Fight brewing ahead of debate on SC roads bill

Fight brewing ahead of debate on SC roads bill

COLUMBIA, SC (WIS) - Despite promises to take up the roads bill first thing this year, lawmakers still haven't brought it to a vote and now a fight is brewing between some senators and the anti-tax group opposing the bill.

One anti-tax group is paying the gas tax here in the Midlands on Wednesday morning, covering 45 cents per gallon, but lawmakers say the group is missing the point.

Americans for Prosperity, one of the staunchest opponents to raising the gas tax to fund road repairs, is offering to pay drivers' gas tax in Lexington Wednesday.

State senators Shane Massey and Katrina Shealy say "fill 'er up."

"I encourage everybody to stop by and take advantage of it," Massey said. "Make sure you spend all their money."

Dave Schwartz, one of the South Carolina representatives of the group, said lawmakers' response to the group's plan is "sad," but expected.

"It's typical politician behavior that they think they're above everybody else," Schwartz said.

The standoff between Senators Massey and Shealy and the anti-tax group stem from AFP's grassroots anti-gas tax campaign

"They have phone calls that have gone out, and they have a script that this group has given them, and this script is, to put it politely, very deceptive about what's actually been happening," Massey said.

Massey says AFP focuses only on the gas tax, failing to point out the other two issues at hand: DOT reform and income tax cuts. But, according to AFP, no plan offered up is acceptable so far, saying the reform doesn't go far enough and the tax is too much.

"They don't need more of our money and they need to change the system because, right now, they're wasting billions of dollars," Schwartz said.
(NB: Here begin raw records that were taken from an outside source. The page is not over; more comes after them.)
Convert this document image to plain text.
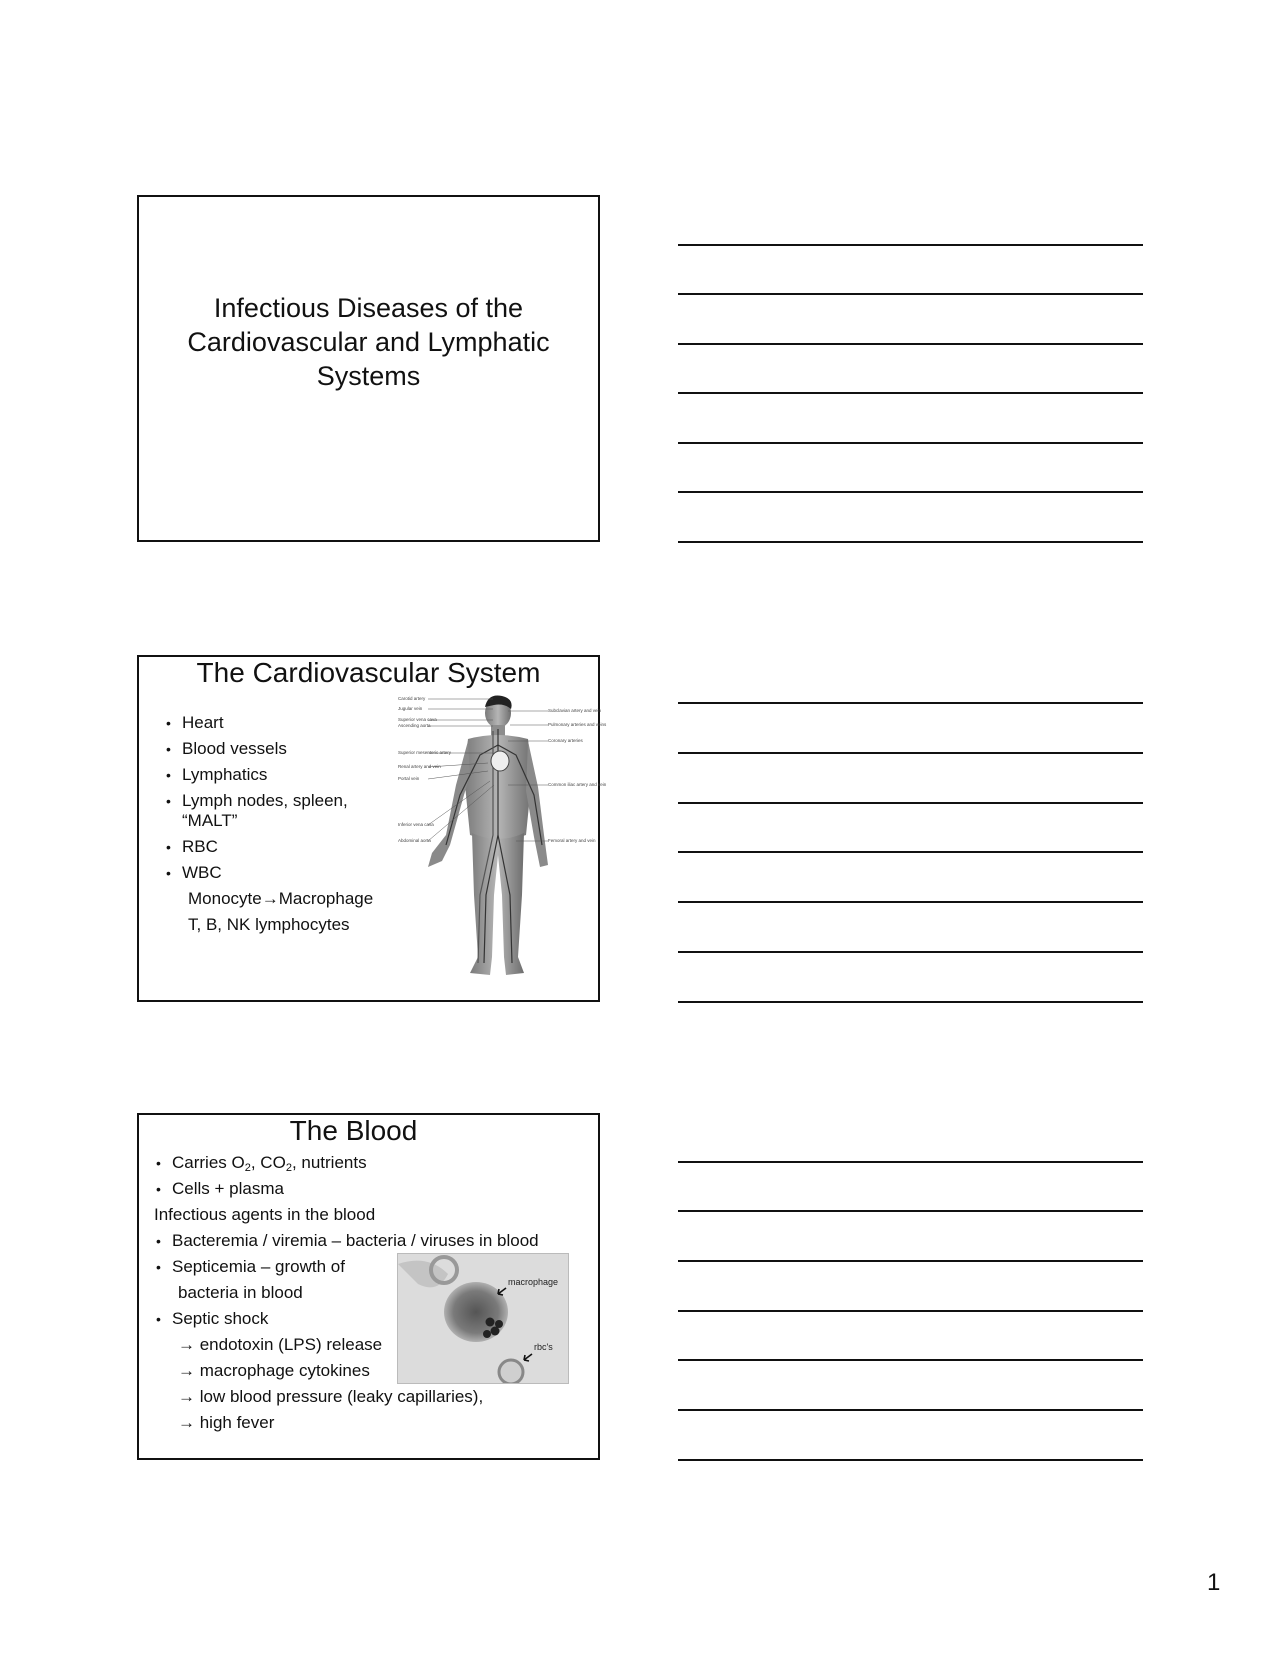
Infectious Diseases of the
Cardiovascular and Lymphatic
Systems
The Cardiovascular System
• Heart
• Blood vessels
• Lymphatics
• Lymph nodes, spleen,
“MALT”
• RBC
• WBC
Monocyte→Macrophage
T, B, NK lymphocytes
Carotid artery
Jugular vein
Superior vena cava
Ascending aorta
Superior mesenteric artery
Renal artery and vein
Portal vein
Inferior vena cava
Abdominal aorta
Subclavian artery and vein
Pulmonary arteries and veins
Coronary arteries
Common iliac artery and vein
Femoral artery and vein
The Blood
• Carries $O_2$, $CO_2$, nutrients
• Cells + plasma
Infectious agents in the blood
• Bacteremia / viremia – bacteria / viruses in blood
• Septicemia – growth of
bacteria in blood
• Septic shock
→ endotoxin (LPS) release
→ macrophage cytokines
→ low blood pressure (leaky capillaries),
→ high fever
macrophage
rbc's
1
As for the actual road bill itself, it's stuck in President Pro Tem Hugh Leatherman's compromise committee, which had hoped to bring it to the floor Tuesday.

"I understand they're probably making some progress. I ask that you carry that over," Leatherman said.

The way the gas tax debate has developed, lawmakers say three big proponents -- DOT reform, a gas tax increase and income tax cut -- are all required.

Massey said trying to pass each piece individually, or drastically altering the road funding proposal, would make it much more difficult to pass.